2009年02月10日
日本婚姻史のターニングポイント:群婚から私有婚へ、そして母系から父系へ
日本婚姻史5~10の大和時代から鎌倉時代とは、群婚が崩壊した後、個人婚としての「妻問い婚」から「婿取り婚」、そして最後は「嫁取り婚」へと移り変わる直前までの時代にあたります。
この期間は日本婚姻史の中でも重要なターニングポイントである、群婚から個人婚へ、そして母系から父系への転換の時代であり、その意味で非常に興味深い部分だと思います。
このような劇的な変化がなぜおきたのか、その必然性について当時の社会状況を外圧の変化に着目しながら2つめの大転換である母系から父系への転換について整理してみたいと思います。
いつものように応援よろしくお願いします。
■土地の所有化
生産様式が採集(移動)から農耕(定住)へと変わり、土地を所有する様になると、私有意識の芽生えとともに、婚姻様式も集団婚から個人婚へと移り変わります。
(「早分かり日本史」~日本実業出版より)
土地制度は、まず
大化の改新以降、「公地公民」により、全ての土地は国家の所有とした。
①土地所有の始まりである
同時に口分田を貸し与えそこで取れたものを徴税させる班田収授法が施行される。
その後人口の増加に伴い口分田が不足し、三世一身法により開墾した土地の(期限付き)私有を認める。
②土地の私有化である。
さらに開墾を進める為に墾田永年私財法により、私有を永久に認める。
この結果財力のある寺社や貴族が開墾を進め、その土地は荘園と呼ばれた。
その後開墾者は、租税を免れる為に土地を有力貴族や寺社に寄進する「寄進地系荘園」が主流となり、彼らの権威に守られ荘園は国家の支配から解放されてゆく、
③荘園制度が確立されてゆく。
その後開発領主の多くは武装化して武士となり、守護・地頭となって土地の所有を保証される。
土地を耕作するのは農民だが、開発領主、その上の領家、本家といった中間搾取層が存在しており、豊臣秀吉の段階で「兵農分離令」により中間搾取層の排除と一地一作人制の確立と、それにより
④荘園制度は消滅し、土地は農民のものとなる
⑤江戸幕府による「田畑永代売買の禁令」などにより、農民の土地売買の自由がなくなる。
⑥明治時代以降の地租改正令により再び土地が自由化され、税を払えない農民は土地を売り払い小作農となってゆく。
⑦第二次大戦後の農地改革により小作農が再び土地を得て自作農になる。
■土地をめぐる闘争=私権闘争が激化
土地制度の移り変わりで注目すべきは、「飛鳥~鎌倉時代」とは荘園制への転換期であり、さらにその荘園の拡大をめぐる争い、つまり有力支配層においては私権闘争が進んでゆく時代である。
■闘争の中心は男→男残留
どの闘争集団においても、闘争を中心に担うのは男である。
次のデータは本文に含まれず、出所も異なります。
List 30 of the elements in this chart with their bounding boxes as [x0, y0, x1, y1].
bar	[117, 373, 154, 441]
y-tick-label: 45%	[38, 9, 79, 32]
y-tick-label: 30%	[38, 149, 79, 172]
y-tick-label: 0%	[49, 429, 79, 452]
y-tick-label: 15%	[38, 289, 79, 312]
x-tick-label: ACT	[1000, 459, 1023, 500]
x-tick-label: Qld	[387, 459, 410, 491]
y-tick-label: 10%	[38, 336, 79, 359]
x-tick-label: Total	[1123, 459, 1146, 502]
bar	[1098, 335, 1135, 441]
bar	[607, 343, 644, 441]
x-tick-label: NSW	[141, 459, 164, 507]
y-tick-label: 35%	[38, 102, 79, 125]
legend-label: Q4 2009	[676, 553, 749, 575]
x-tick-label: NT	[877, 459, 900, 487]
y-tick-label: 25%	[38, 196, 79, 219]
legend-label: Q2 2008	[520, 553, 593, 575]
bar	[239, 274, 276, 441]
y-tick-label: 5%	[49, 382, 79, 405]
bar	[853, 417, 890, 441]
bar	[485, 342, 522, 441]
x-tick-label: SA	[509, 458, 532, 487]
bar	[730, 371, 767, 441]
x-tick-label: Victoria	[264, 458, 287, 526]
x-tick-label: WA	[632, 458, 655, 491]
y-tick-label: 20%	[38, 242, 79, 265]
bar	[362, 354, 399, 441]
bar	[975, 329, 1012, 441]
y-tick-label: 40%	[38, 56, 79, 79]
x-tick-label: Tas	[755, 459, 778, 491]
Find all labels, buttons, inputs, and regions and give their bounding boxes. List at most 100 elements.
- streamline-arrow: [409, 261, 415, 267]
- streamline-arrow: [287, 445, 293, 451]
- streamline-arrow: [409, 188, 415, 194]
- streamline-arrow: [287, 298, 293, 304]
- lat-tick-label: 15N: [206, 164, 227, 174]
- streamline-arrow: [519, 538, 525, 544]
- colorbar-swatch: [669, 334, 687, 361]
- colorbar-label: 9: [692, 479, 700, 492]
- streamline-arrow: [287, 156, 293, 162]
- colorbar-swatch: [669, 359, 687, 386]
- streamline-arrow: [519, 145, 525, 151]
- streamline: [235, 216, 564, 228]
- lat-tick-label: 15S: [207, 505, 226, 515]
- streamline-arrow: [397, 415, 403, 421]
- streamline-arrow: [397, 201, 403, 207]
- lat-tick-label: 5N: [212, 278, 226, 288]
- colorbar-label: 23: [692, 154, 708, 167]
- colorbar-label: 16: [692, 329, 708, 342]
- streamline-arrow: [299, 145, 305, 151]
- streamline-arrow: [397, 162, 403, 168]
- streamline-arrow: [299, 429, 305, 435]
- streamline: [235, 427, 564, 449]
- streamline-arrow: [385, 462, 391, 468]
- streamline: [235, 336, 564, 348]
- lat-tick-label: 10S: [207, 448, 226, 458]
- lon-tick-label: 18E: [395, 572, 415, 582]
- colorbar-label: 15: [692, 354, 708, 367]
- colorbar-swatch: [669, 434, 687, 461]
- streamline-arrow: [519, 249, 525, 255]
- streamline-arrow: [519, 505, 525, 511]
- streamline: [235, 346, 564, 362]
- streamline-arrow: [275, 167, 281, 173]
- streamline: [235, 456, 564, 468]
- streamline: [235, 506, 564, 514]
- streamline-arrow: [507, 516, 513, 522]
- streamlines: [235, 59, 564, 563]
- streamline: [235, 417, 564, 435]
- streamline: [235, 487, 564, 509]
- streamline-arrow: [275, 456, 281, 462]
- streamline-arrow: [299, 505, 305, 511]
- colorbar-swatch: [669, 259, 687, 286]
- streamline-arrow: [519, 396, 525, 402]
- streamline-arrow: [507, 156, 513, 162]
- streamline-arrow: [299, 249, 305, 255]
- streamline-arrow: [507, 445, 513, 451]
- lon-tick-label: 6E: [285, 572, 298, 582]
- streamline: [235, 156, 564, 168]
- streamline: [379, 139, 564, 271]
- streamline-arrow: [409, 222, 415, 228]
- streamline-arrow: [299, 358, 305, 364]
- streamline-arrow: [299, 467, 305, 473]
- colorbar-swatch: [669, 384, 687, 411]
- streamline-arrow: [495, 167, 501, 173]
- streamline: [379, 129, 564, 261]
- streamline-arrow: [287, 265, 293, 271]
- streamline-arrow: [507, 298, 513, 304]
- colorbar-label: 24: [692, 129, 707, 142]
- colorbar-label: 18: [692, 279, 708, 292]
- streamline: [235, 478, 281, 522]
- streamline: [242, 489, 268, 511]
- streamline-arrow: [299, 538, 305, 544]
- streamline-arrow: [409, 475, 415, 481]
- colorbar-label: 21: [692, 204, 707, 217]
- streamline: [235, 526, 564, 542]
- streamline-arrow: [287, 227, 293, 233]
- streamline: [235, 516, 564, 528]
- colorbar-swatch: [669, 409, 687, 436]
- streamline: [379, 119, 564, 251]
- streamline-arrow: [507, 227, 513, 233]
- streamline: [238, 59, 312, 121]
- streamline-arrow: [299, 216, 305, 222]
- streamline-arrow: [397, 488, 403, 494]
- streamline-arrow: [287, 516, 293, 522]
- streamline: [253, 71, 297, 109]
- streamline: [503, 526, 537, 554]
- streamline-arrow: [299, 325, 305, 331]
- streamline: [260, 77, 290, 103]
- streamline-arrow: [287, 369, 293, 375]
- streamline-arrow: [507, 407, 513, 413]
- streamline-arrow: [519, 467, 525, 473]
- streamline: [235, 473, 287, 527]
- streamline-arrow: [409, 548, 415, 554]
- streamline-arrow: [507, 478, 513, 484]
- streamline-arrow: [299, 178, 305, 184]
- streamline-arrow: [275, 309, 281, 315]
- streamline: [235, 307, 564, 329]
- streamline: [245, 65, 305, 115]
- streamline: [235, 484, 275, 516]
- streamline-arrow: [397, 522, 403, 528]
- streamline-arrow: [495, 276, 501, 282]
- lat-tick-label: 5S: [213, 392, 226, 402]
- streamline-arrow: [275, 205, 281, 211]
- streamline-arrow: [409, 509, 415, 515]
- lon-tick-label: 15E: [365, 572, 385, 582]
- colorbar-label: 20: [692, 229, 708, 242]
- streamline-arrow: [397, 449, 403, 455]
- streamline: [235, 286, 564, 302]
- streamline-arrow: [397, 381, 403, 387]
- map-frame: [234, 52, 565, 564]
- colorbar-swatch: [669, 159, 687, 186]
したがって闘争における中心戦力である男の数は多いほうが有利になる。
また、そのような男を集団内に残すということは、男が持っている力=闘争力、知識、財産etc、全てをセットで残すことになる。
■財産の相続権も男に移行。血筋の相続とともに母系から父系へ転換!!
したがって男が集団に残るということは、血筋と共に財産も相続することになり、ここにおいて完全に母系から父系への転換が生じてくることになる。
●この間の婚姻様式
妻問い婚(大和)→前婿取婚(飛鳥奈良平安)→純婿取婚(平安(中))→経営所婿取婚(平安(末))→擬制婿取婚(鎌倉南北)
と移り変わる中で、妻の集団内に男が入ってゆく妻問いから、住処も妻の集団の外に出て、さらには夫の集団内に居を構えるというように、女残留から男残留へと変化してゆく。
同時に夫婦の財産も妻相続から夫相続へと移り変わってゆくのである。
武家社会となり、勢力が拮抗した武士同士で武力闘争が激化するにいたり、ついに婿取婚から完全な嫁取婚へと移行するのは、上記の様に私権闘争に勝つ為に、集団内で男残留の為に全ての産を受け継がせる必要からだと考えられる。